The vaccine guidance, which supplemented our ongoing communications with individual vaccine manufacturers, outlined FDA’s scientific recommendations for modifications to authorized vaccines. For instance, the guidance clarified that the FDA expects that manufacturing information will remain generally the same for an authorized vaccine and a modified vaccine candidate from the same manufacturer.
For clinical data, the guidance recommends that a determination of effectiveness be supported by data from clinical immunogenicity studies, which would compare a recipient’s immune response to virus variants induced by the modified vaccine against the immune response to the authorized vaccine. And it outlines our recommendations for assessments of safety to support an EUA for a modified vaccine.
The testing guidance on variants similarly outlines FDA’s recommendations to test developers, and our work to monitor the impact the new variants are having on test performance.
The FDA has already issued a safety alert to caution that the presence of viral genetic mutations in a patient sample can potentially change the performance of a diagnostic test. And we have identified a few tests that may be impacted by emerging viral mutations, though at this time the impact does not appear to be significant.
And the therapeutics guidances on variants provide recommendations for developers targeting monoclonal antibodies as they may seek to make adjustments in response to variants, as well as other drugs or biological products targeting SARS-CoV-2.
In short, we continue to apply what we have learned in previous crises as well as the current one – preparing, adapting, and strengthening our approaches as needed, rather than being simply reactive.
As you can see, the FDA’s responsibilities and activities in response the COVID-19 pandemic are wide-ranging. In fact, I’ve only touched the surface of the many different aspects of that response.
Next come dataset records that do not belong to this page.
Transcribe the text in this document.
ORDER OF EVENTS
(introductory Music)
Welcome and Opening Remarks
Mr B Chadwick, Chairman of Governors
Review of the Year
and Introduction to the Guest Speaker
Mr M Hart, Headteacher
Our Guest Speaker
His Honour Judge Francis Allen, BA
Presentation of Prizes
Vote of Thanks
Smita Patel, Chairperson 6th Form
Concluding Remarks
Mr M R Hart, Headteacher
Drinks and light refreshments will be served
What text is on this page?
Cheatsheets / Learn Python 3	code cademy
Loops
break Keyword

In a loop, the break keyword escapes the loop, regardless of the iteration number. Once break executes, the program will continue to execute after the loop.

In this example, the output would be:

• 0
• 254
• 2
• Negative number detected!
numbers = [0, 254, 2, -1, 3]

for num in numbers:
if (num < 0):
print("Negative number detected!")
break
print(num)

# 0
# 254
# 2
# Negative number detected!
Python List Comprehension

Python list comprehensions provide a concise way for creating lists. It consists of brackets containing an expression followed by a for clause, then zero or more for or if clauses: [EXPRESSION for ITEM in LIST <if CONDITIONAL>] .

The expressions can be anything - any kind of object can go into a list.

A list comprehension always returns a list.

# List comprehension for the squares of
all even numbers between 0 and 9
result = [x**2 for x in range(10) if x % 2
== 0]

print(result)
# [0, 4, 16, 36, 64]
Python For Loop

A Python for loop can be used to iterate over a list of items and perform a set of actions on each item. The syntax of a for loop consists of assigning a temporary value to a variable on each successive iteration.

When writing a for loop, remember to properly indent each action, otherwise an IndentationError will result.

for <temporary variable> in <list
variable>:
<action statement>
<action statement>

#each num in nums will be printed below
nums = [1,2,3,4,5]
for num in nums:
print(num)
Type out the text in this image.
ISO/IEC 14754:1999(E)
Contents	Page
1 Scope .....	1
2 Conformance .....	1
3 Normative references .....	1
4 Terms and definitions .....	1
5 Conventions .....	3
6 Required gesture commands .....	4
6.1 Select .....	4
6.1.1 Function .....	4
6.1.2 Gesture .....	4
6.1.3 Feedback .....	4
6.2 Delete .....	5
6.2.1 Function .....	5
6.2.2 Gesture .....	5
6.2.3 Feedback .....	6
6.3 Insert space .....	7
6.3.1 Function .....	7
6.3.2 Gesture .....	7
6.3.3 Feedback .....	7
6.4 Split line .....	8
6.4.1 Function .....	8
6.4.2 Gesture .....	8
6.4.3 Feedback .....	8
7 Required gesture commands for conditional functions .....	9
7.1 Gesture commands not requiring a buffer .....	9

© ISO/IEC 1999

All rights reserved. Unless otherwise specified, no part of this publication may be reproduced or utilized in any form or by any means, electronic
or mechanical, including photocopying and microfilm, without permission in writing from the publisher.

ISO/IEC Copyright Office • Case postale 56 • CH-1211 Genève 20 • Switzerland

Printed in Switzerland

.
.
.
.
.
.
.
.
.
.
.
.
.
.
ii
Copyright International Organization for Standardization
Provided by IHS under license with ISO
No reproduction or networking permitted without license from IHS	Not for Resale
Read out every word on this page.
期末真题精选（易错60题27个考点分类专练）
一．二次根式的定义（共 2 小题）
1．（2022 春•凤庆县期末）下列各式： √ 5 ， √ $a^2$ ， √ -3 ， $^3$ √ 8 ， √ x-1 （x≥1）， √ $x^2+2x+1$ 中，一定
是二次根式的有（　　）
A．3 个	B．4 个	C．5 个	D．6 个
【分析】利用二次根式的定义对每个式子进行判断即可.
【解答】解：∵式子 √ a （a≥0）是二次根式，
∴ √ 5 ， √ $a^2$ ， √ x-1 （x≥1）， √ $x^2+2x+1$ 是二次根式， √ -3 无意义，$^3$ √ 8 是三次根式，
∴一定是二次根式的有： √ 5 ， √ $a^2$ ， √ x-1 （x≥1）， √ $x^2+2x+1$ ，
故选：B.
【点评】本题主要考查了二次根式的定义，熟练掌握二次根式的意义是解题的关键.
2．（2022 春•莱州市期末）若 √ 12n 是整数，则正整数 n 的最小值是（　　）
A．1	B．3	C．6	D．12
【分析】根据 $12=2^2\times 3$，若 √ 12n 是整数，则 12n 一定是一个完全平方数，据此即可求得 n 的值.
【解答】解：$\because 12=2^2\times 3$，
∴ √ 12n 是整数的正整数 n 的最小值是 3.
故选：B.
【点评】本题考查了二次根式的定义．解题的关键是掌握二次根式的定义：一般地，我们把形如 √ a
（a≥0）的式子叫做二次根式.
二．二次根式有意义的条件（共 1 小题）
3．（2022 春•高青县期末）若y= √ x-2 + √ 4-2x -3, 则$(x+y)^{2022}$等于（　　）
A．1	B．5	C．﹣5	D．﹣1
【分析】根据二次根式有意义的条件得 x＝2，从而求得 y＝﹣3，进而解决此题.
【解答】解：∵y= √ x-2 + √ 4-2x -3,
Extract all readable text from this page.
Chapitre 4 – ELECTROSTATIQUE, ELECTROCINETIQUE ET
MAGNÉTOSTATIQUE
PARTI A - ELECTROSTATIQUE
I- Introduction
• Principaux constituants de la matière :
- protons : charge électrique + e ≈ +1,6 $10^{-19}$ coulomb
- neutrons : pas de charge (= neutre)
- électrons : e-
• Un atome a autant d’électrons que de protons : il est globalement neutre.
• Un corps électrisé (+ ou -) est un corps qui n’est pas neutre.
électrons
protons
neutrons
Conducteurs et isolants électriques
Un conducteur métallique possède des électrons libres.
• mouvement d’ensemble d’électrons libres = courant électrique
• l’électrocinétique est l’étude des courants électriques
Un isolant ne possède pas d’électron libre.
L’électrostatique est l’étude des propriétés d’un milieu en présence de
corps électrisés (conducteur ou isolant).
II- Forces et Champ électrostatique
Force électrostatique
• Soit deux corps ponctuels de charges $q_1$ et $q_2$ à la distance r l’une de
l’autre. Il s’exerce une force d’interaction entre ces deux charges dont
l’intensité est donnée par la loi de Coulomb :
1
But before I close, I want to mention one final important way we are working to protect and promote the public health, both in the current COVID era, and in the future, and it’s one that you can play a role in.
It relates to the confidence the public has in the FDA and our review process.
Ensuring this confidence is essential for any product we authorize or approve, but particularly so in the context of a national vaccination campaign for COVID-19.
The development of vaccines and therapeutics to prevent and treat COVID-19 holds the promise to alter the course of this pandemic. People need to have full trust in the FDA’s review process and take the vaccine when it is available.
They need to understand that the FDA applies the best science and most rigorous review of the data to support the most well-informed decisions.
I look forward to working with all of you to disseminate this understanding. In this way, we can move ever faster to the resolution of the current public health emergency and a return to a more normal, safer, and healthier daily life.